Jenůfa may be the eponymous heroine, but she is not the opera’s central force. It is the complex Kostelnička who sets Jenůfa’s misery in action by refusing to let her marry Števa; it is she who lies to everyone about Jenůfa’s whereabouts for the months prior to and after the baby’s birth; she tells Jenůfa that the baby died while she, Jenůfa, was ill and asleep for a couple of days, and it is she who drowns the baby. She will do anything to save face and she does not really love. The role is a meal for any great singing actress, and Karita Mattila, who has recently added the Kostelnička to her repertoire, overwhelmed. Previously a superb, girlish, sad Jenůfa at the Met (and elsewhere), now she adapts the figure of a walking iceberg capable of sinking the entire Moravian village she seems to rule. In superb, gigantic voice, in this vocally difficult role – it moves from volcanic high B naturals to chest voice in a flash – Ms Mattila’s Kostelnička’s terrified. When she breaks down in hysteria and confesses we realize that she, too, was Mr Tambosi’s rock, now in pieces.

A gentle, loving character, Jenůfa begins the opera on the verge of happiness; although pregnant, she is about to marry her carefree, partying lover Števa. That gets sidetracked and she is slashed in a fit of spiteful rage by his brother Laca, who is in love with her. And it is downhill from there.
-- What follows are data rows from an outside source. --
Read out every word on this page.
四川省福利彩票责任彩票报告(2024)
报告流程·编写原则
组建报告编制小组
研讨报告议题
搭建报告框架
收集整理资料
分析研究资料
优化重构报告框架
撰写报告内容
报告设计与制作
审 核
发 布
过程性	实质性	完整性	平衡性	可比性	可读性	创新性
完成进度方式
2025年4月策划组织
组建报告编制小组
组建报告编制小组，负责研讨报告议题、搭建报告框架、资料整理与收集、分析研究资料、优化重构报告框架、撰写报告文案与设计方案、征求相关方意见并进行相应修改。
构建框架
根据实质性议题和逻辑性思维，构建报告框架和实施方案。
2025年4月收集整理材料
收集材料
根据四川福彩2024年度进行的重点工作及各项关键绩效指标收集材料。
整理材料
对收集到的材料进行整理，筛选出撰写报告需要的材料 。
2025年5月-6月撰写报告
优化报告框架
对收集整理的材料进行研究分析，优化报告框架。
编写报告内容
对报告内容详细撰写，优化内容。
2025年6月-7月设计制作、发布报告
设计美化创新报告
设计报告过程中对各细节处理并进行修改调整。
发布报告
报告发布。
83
Ukranian soprano Oksana Dyka possesses a voice with an exciting edge to her solid top notes, but she did not engage the sympathies. She alone acted by rote, and frankly, seemed out of place with the rest of the cast. Where was the youth, the warmth, the sadness, so inherent to the character?

The tenors made major impressions – in fact there was one extra. Joseph Kaiser as the callow Števa acted up a storm and used his focused lyric voice to grand effect. And Daniel Brenna’s huge sound suited the angry Laca Klemeň well, but he sounded stressed during the first two acts and cancelled the third; the fine tenor Garrett Sorenson completed the opera singing from the side of the stage while Mr Brenna continued acting. Hanna Schwarz was a figure to be reckoned with as Grandmother Burja and Ying Fang made a lovely Jano. Indeed, all of the singers expressed Janáček’s “speech melodies” with expertise.

David Robertson led an anxiety filled performance, from the opening nervous xylophone beats through the spasmodic rhythms and handsome melodies, until the glorious, forgiving music that ends the opera. Even with a hole – Jenůfa – at the center, the evening left the audience trembling and cheering.